ALC is a major aggregates and pre-mixed concrete producer in central and eastern Tennessee, and into Virginia, with nine hard rock quarries, currently producing around eight million tons of aggregate per year. This is equivalent to almost 25% of CSR America’s current annual aggregates production. ALC is a division of ASARCO, Inc. which was acquired by Grupo Mexico S.A. de C.V. - a diversified mining company and one of the largest copper miners in the world - in 1999.
CSR Group Managing Director Peter Kirby said American Limestone was a significant strategic acquisition which would enable CSR America (CSRA) to continue its development of strong regional positions and ongoing profitable growth.
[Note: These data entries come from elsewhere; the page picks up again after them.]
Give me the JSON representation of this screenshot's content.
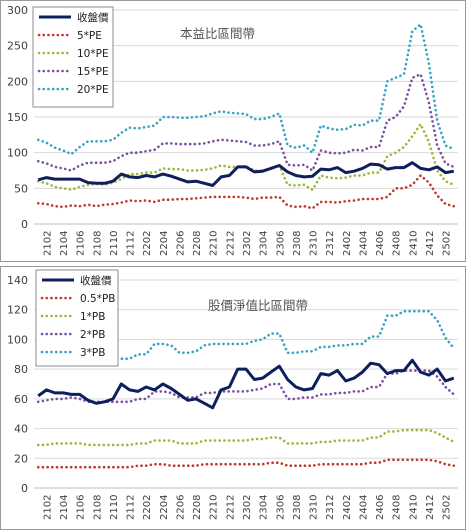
{
  "chart_data": [
    {
      "type": "line",
      "title": "本益比區間帶",
      "categories": [
        "2101",
        "2102",
        "2103",
        "2104",
        "2105",
        "2106",
        "2107",
        "2108",
        "2109",
        "2110",
        "2111",
        "2112",
        "2201",
        "2202",
        "2203",
        "2204",
        "2205",
        "2206",
        "2207",
        "2208",
        "2209",
        "2210",
        "2211",
        "2212",
        "2301",
        "2302",
        "2303",
        "2304",
        "2305",
        "2306",
        "2307",
        "2308",
        "2309",
        "2310",
        "2311",
        "2312",
        "2401",
        "2402",
        "2403",
        "2404",
        "2405",
        "2406",
        "2407",
        "2408",
        "2409",
        "2410",
        "2411",
        "2412",
        "2501",
        "2502",
        "2503"
      ],
      "x_tick_labels": [
        "2102",
        "2104",
        "2106",
        "2108",
        "2110",
        "2112",
        "2202",
        "2204",
        "2206",
        "2208",
        "2210",
        "2212",
        "2302",
        "2304",
        "2306",
        "2308",
        "2310",
        "2312",
        "2402",
        "2404",
        "2406",
        "2408",
        "2410",
        "2412",
        "2502"
      ],
      "y_tick_labels": [
        "0",
        "50",
        "100",
        "150",
        "200",
        "250",
        "300"
      ],
      "ylim": [
        0,
        300
      ],
      "legend_position": "top-left",
      "series": [
        {
          "name": "收盤價",
          "style": "solid",
          "color": "#0d1f5c",
          "values": [
            62,
            65,
            63,
            63,
            63,
            63,
            58,
            57,
            57,
            60,
            70,
            66,
            65,
            68,
            66,
            70,
            67,
            63,
            59,
            60,
            57,
            54,
            66,
            68,
            80,
            80,
            73,
            74,
            78,
            82,
            73,
            68,
            66,
            67,
            77,
            76,
            79,
            72,
            74,
            78,
            84,
            83,
            77,
            79,
            79,
            86,
            78,
            76,
            80,
            72,
            74
          ]
        },
        {
          "name": "5*PE",
          "style": "dotted",
          "color": "#c0392b",
          "values": [
            29,
            28,
            25,
            24,
            26,
            25,
            27,
            25,
            27,
            28,
            30,
            33,
            32,
            33,
            31,
            34,
            34,
            35,
            35,
            36,
            37,
            38,
            38,
            38,
            38,
            37,
            35,
            37,
            37,
            38,
            26,
            24,
            25,
            22,
            31,
            31,
            30,
            32,
            33,
            35,
            35,
            35,
            38,
            50,
            50,
            55,
            68,
            58,
            40,
            28,
            25
          ]
        },
        {
          "name": "10*PE",
          "style": "dotted",
          "color": "#9ab83b",
          "values": [
            60,
            57,
            52,
            50,
            48,
            52,
            55,
            56,
            55,
            58,
            63,
            70,
            70,
            72,
            72,
            78,
            77,
            77,
            75,
            75,
            76,
            78,
            82,
            80,
            80,
            81,
            75,
            75,
            78,
            82,
            55,
            54,
            55,
            48,
            68,
            65,
            64,
            65,
            68,
            68,
            72,
            72,
            95,
            100,
            108,
            123,
            140,
            115,
            75,
            60,
            55
          ]
        },
        {
          "name": "15*PE",
          "style": "dotted",
          "color": "#7b4fa1",
          "values": [
            88,
            85,
            80,
            78,
            75,
            82,
            86,
            86,
            86,
            88,
            95,
            100,
            100,
            102,
            104,
            113,
            113,
            112,
            112,
            112,
            113,
            116,
            118,
            117,
            116,
            115,
            110,
            110,
            112,
            116,
            83,
            82,
            83,
            75,
            103,
            100,
            99,
            100,
            104,
            103,
            108,
            108,
            145,
            150,
            165,
            205,
            210,
            170,
            110,
            85,
            80
          ]
        },
        {
          "name": "20*PE",
          "style": "dotted",
          "color": "#35a3c5",
          "values": [
            118,
            114,
            107,
            103,
            98,
            108,
            116,
            116,
            116,
            118,
            128,
            135,
            134,
            136,
            138,
            150,
            150,
            149,
            149,
            150,
            151,
            155,
            158,
            156,
            155,
            154,
            147,
            147,
            150,
            155,
            110,
            107,
            110,
            100,
            138,
            134,
            132,
            133,
            139,
            138,
            145,
            145,
            200,
            205,
            210,
            270,
            280,
            225,
            145,
            110,
            105
          ]
        }
      ]
    },
    {
      "type": "line",
      "title": "股價淨值比區間帶",
      "categories": [
        "2101",
        "2102",
        "2103",
        "2104",
        "2105",
        "2106",
        "2107",
        "2108",
        "2109",
        "2110",
        "2111",
        "2112",
        "2201",
        "2202",
        "2203",
        "2204",
        "2205",
        "2206",
        "2207",
        "2208",
        "2209",
        "2210",
        "2211",
        "2212",
        "2301",
        "2302",
        "2303",
        "2304",
        "2305",
        "2306",
        "2307",
        "2308",
        "2309",
        "2310",
        "2311",
        "2312",
        "2401",
        "2402",
        "2403",
        "2404",
        "2405",
        "2406",
        "2407",
        "2408",
        "2409",
        "2410",
        "2411",
        "2412",
        "2501",
        "2502",
        "2503"
      ],
      "x_tick_labels": [
        "2102",
        "2104",
        "2106",
        "2108",
        "2110",
        "2112",
        "2202",
        "2204",
        "2206",
        "2208",
        "2210",
        "2212",
        "2302",
        "2304",
        "2306",
        "2308",
        "2310",
        "2312",
        "2402",
        "2404",
        "2406",
        "2408",
        "2410",
        "2412",
        "2502"
      ],
      "y_tick_labels": [
        "0",
        "20",
        "40",
        "60",
        "80",
        "100",
        "120",
        "140"
      ],
      "ylim": [
        0,
        140
      ],
      "legend_position": "top-left",
      "series": [
        {
          "name": "收盤價",
          "style": "solid",
          "color": "#0d1f5c",
          "values": [
            62,
            66,
            64,
            64,
            63,
            63,
            59,
            57,
            58,
            60,
            70,
            66,
            65,
            68,
            66,
            70,
            67,
            63,
            59,
            60,
            57,
            54,
            66,
            68,
            80,
            80,
            73,
            74,
            78,
            82,
            73,
            68,
            66,
            67,
            77,
            76,
            79,
            72,
            74,
            78,
            84,
            83,
            77,
            79,
            79,
            86,
            78,
            76,
            80,
            72,
            74
          ]
        },
        {
          "name": "0.5*PB",
          "style": "dotted",
          "color": "#c0392b",
          "values": [
            14,
            14,
            14,
            14,
            14,
            14,
            14,
            14,
            14,
            14,
            14,
            14,
            15,
            15,
            16,
            16,
            15,
            15,
            15,
            15,
            16,
            16,
            16,
            16,
            16,
            16,
            16,
            16,
            17,
            17,
            15,
            15,
            15,
            15,
            16,
            16,
            16,
            16,
            16,
            16,
            17,
            17,
            19,
            19,
            19,
            19,
            19,
            19,
            18,
            16,
            15
          ]
        },
        {
          "name": "1*PB",
          "style": "dotted",
          "color": "#9ab83b",
          "values": [
            29,
            29,
            30,
            30,
            30,
            30,
            29,
            29,
            29,
            29,
            29,
            29,
            30,
            30,
            32,
            32,
            32,
            30,
            30,
            30,
            32,
            32,
            32,
            32,
            32,
            32,
            33,
            33,
            34,
            34,
            30,
            30,
            30,
            30,
            31,
            31,
            32,
            32,
            32,
            32,
            34,
            34,
            38,
            38,
            39,
            39,
            39,
            39,
            37,
            34,
            31
          ]
        },
        {
          "name": "2*PB",
          "style": "dotted",
          "color": "#7b4fa1",
          "values": [
            58,
            59,
            60,
            60,
            61,
            60,
            58,
            58,
            58,
            58,
            58,
            58,
            60,
            60,
            65,
            65,
            64,
            61,
            61,
            61,
            64,
            64,
            65,
            65,
            65,
            65,
            66,
            67,
            70,
            70,
            60,
            60,
            61,
            61,
            63,
            63,
            64,
            64,
            65,
            65,
            68,
            68,
            77,
            77,
            79,
            79,
            79,
            79,
            75,
            68,
            63
          ]
        },
        {
          "name": "3*PB",
          "style": "dotted",
          "color": "#35a3c5",
          "values": [
            88,
            88,
            89,
            89,
            90,
            90,
            88,
            87,
            87,
            87,
            87,
            87,
            90,
            90,
            97,
            97,
            96,
            91,
            91,
            92,
            96,
            97,
            97,
            97,
            97,
            97,
            99,
            100,
            104,
            104,
            91,
            91,
            92,
            92,
            95,
            95,
            96,
            96,
            97,
            97,
            102,
            102,
            116,
            116,
            119,
            119,
            119,
            119,
            113,
            101,
            94
          ]
        }
      ]
    }
  ]
}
"ALC is a further move towards building CSRA’s US operations, and represents a major ‘step out’ in the aggregates sector. It is a valuable strategic acquisition - extending the CSRA footprint with substantial market positions in a new region, adjoining the current position in Georgia, and adding to CSRA’s strong presence in the south east US. We expect CSRA to build on this business in the future, further strengthening ALC’s market positions in Tennessee and adjoining regions," said Mr Kirby.
"Opportunities in this region are also enhanced by Tennessee’s high level of federal infrastructure spending over the next few years, and the region’s higher than average projected population growth rates - both of which are key drivers of construction activity and aggregates consumption.
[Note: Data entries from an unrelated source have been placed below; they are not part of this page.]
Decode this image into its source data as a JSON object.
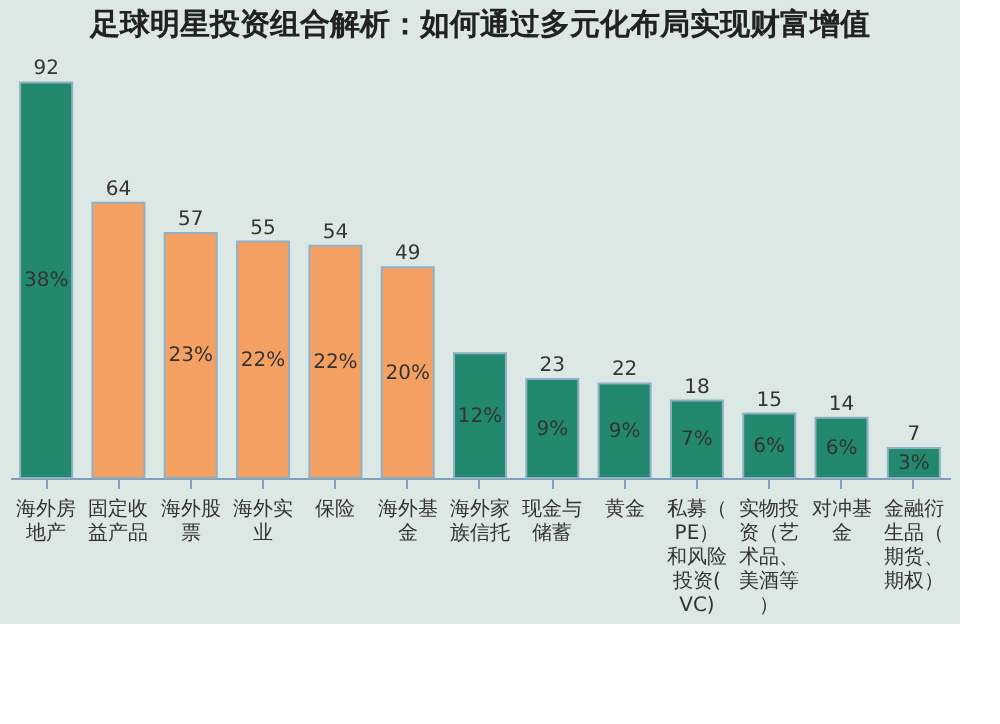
{
  "chart_data": {
    "type": "bar",
    "title": "足球明星投资组合解析：如何通过多元化布局实现财富增值",
    "categories": [
      "海外房地产",
      "固定收益产品",
      "海外股票",
      "海外实业",
      "保险",
      "海外基金",
      "海外家族信托",
      "现金与储蓄",
      "黄金",
      "私募（PE）和风险投资(VC)",
      "实物投资（艺术品、美酒等）",
      "对冲基金",
      "金融衍生品（期货、期权）"
    ],
    "values": [
      92,
      64,
      57,
      55,
      54,
      49,
      29,
      23,
      22,
      18,
      15,
      14,
      7
    ],
    "value_labels": [
      "92",
      "64",
      "57",
      "55",
      "54",
      "49",
      null,
      "23",
      "22",
      "18",
      "15",
      "14",
      "7"
    ],
    "colors": [
      "#22896e",
      "#f4a062",
      "#f4a062",
      "#f4a062",
      "#f4a062",
      "#f4a062",
      "#22896e",
      "#22896e",
      "#22896e",
      "#22896e",
      "#22896e",
      "#22896e",
      "#22896e"
    ],
    "annotations": [
      "38%",
      "23%",
      "22%",
      "22%",
      "20%",
      "12%",
      "9%",
      "9%",
      "7%",
      "6%",
      "6%",
      "3%"
    ],
    "grid": false
  }
}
"ALC also has extensive aggregates reserves - a prized resource," he said.
ALC has a 42 year history in the aggregates industry, and operates hard rock quarries in areas around Knoxville, Nashville and the Tri-Cities area (north east Tennessee / south west Virginia). The company produces construction aggregates, pre-mixed concrete (in six concrete plants) and agricultural limestone, selling its products in Tennessee, Virginia, Kentucky, North Carolina and South Carolina.
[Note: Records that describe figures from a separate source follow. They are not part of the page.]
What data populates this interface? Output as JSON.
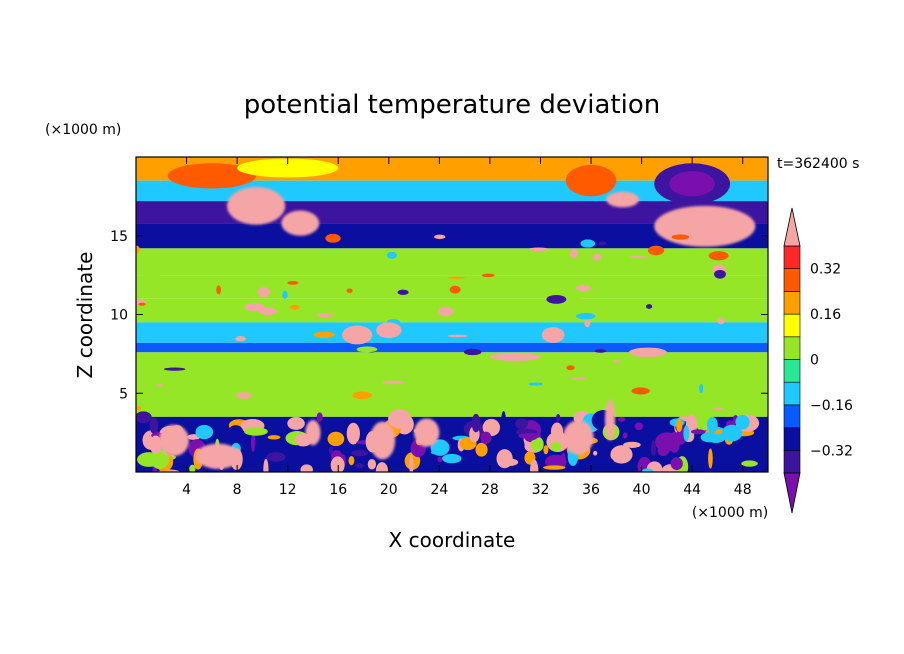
{
  "chart_data": {
    "type": "heatmap",
    "title": "potential temperature deviation",
    "xlabel": "X coordinate",
    "ylabel": "Z coordinate",
    "x_unit_label": "(×1000 m)",
    "y_unit_label": "(×1000 m)",
    "time_label": "t=362400 s",
    "xlim": [
      0,
      50
    ],
    "ylim": [
      0,
      20
    ],
    "x_ticks": [
      4,
      8,
      12,
      16,
      20,
      24,
      28,
      32,
      36,
      40,
      44,
      48
    ],
    "x_tick_labels": [
      "4",
      "8",
      "12",
      "16",
      "20",
      "24",
      "28",
      "32",
      "36",
      "40",
      "44",
      "48"
    ],
    "y_ticks": [
      5,
      10,
      15
    ],
    "y_tick_labels": [
      "5",
      "10",
      "15"
    ],
    "colorbar": {
      "levels": [
        -0.4,
        -0.32,
        -0.24,
        -0.16,
        -0.08,
        0,
        0.08,
        0.16,
        0.24,
        0.32,
        0.4
      ],
      "tick_values": [
        0.32,
        0.16,
        0,
        -0.16,
        -0.32
      ],
      "tick_labels": [
        "0.32",
        "0.16",
        "0",
        "−0.16",
        "−0.32"
      ],
      "colors": [
        "#7a0fb0",
        "#3c14a0",
        "#0a0fa0",
        "#0a5aff",
        "#1fc8ff",
        "#28e896",
        "#96e628",
        "#ffff00",
        "#ffa000",
        "#ff5a00",
        "#ff2828",
        "#f5a5a5"
      ],
      "extend": "both"
    },
    "layers": [
      {
        "z": [
          18.5,
          20.0
        ],
        "label": "upper warm band",
        "value": 0.2
      },
      {
        "z": [
          17.2,
          18.5
        ],
        "label": "upper cyan band",
        "value": -0.1
      },
      {
        "z": [
          15.8,
          17.2
        ],
        "label": "cold band",
        "value": -0.36
      },
      {
        "z": [
          14.2,
          15.8
        ],
        "label": "mixed band",
        "value": -0.28
      },
      {
        "z": [
          12.5,
          14.2
        ],
        "label": "green band",
        "value": 0.02
      },
      {
        "z": [
          11.0,
          12.5
        ],
        "label": "light green band",
        "value": 0.06
      },
      {
        "z": [
          9.5,
          11.0
        ],
        "label": "green band",
        "value": 0.02
      },
      {
        "z": [
          8.2,
          9.5
        ],
        "label": "cyan band",
        "value": -0.12
      },
      {
        "z": [
          7.6,
          8.2
        ],
        "label": "blue band",
        "value": -0.2
      },
      {
        "z": [
          3.5,
          7.6
        ],
        "label": "light green band",
        "value": 0.05
      },
      {
        "z": [
          0.0,
          3.5
        ],
        "label": "turbulent boundary layer",
        "value": -0.3
      }
    ]
  }
}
ALC has high levels of valuable aggregate reserves - more than 500 million tons or around 70 years of permitted reserves, together with extensive unpermitted reserves.
Tennessee and Virginia are among the US states which have both above average population growth, and above average growth in their funding allocation under the US Government’s Transport Equity Act for the 21st Century (TEA-21) US$216 billion highway infrastructure program. The TEA-21 allocation for both Tennessee and Virginia are up 60% on the previous six year program, well above the national average of 45%. More than 40% of ALC’s end markets are currently in the roads and highway sector. Population growth in ALC’s market regions in 2000-2020 is projected at 37% above the national average.
ALC is projected to be earning above its cost of capital in its first full year of ownership (year ended March 2002). The business is also forecast to be earnings per share positive in the same year. The ALC purchase price of US$211 million includes all plant and equipment and working capital. It also includes tax election benefits - which CSRA will be entitled to claim - with an estimated value of around US$34 million.
CSRA CEO David Clarke said ALC was a quality operation and CSRA had identified a number of further improvement opportunities to enhance performance.
"These opportunities, together with various operational synergies, will be implemented as soon as possible after the purchase is concluded," he said.
With the agreement to purchase announced today, CSR America has invested over US$550 million in the US since March 1998. This includes the US$147 million new dry-process cement mill in Miami, Florida which is now in operation and will produce over 1 million tons of cement per annum. New concrete pipe plants producing a total of over 350,000 tons of pipe have also been completed in Miami, Washington, D.C., and Columbia, South Carolina. New plants are also under construction in Houston, Texas and Alexandria, Louisiana.
CSR America has operations in 29 states across the U.S., with operations in quarries and cement, pre-mixed concrete, pipe and concrete products, and distribution. In the year ended March 2000, CSRA trading revenue rose 15% to US$1,726 million and EBIT rose 44% to US$211 million. CSRA represents 46% of CSR Group revenue.